Customer may, no more than once per calendar year, audit POSH’s compliance with its obligations under this Addendum with respect to the Processing of Personal Data under the Agreement. For such audits, POSH shall make available, upon reasonable request, information and documentation necessary and and provide responses to Customer’s reasonable written questionnaires relevant to demonstrate compliance with this Addendum. Customer shall bear all costs and expenses related to any audits performed under this section.
10. Return and Deletion of Personal Data
No later than fourteen (14) days after termination of the Services, POSH shall, at Customer’s option, delete or return all Personal Data to Customer and delete existing copies unless applicable law requires storage of the Personal Data. In such case, POSH shall continue to ensure the confidentiality of all such Personal Data. Notwithstanding the forgoing, POSH may retain Personal Data on any automatic backup disaster recovery system or server provided that non-deleted data will be held securely and securely deleted in accordance with POSH’s backup retention policies.
11. General Provisions
11.1. Termination. The term of this Addendum will end simultaneously and automatically with the termination of the Agreement.

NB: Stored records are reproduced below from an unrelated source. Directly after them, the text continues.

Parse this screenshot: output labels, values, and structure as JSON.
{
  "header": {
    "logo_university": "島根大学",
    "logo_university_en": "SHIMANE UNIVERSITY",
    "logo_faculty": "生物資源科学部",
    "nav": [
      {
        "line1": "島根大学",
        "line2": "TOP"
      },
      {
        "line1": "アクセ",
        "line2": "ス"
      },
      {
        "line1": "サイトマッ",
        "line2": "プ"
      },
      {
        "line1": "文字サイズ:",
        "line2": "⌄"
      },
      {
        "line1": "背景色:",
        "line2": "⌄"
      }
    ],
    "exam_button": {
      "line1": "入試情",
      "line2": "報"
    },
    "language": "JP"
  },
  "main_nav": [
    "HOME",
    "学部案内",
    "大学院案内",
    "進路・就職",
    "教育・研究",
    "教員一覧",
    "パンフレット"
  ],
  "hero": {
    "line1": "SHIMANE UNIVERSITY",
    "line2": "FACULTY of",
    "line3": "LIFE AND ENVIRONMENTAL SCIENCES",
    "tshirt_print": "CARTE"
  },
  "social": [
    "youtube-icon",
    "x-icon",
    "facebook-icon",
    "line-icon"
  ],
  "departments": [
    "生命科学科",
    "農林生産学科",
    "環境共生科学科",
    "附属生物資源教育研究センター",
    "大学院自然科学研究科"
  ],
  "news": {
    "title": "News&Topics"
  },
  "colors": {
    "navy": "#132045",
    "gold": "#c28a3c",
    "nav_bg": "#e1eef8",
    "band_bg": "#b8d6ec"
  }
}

11.2. Conflict. In the event of a conflict between the provisions of this Addendum and the Agreement, the provisions of the Addendum will prevail with regard to the Parties’ data protection obligations.
11.3. Indemnification; Limitations on Liability; Remedies. Customer’s indemnities, limitations on liability, and remedies with respect to any breach by POSH of the terms of this Addendum, and the overall aggregate liability of POSH arising out of, or in connection with the Agreement (including this Addendum), will be subject to any aggregate limitation of liability as specified in the Agreement (“Liability Cap“). For the avoidance of doubt, the Parties intend and agree that the overall aggregate liability of POSH arising out of, or in connection with the Agreement (including this Addendum) shall in no event exceed the Liability Cap.
11.4. Section Headings. The section headings contained in this Addendum are for reference purposes only and shall not in any way affect the meaning or interpretation of this Addendum.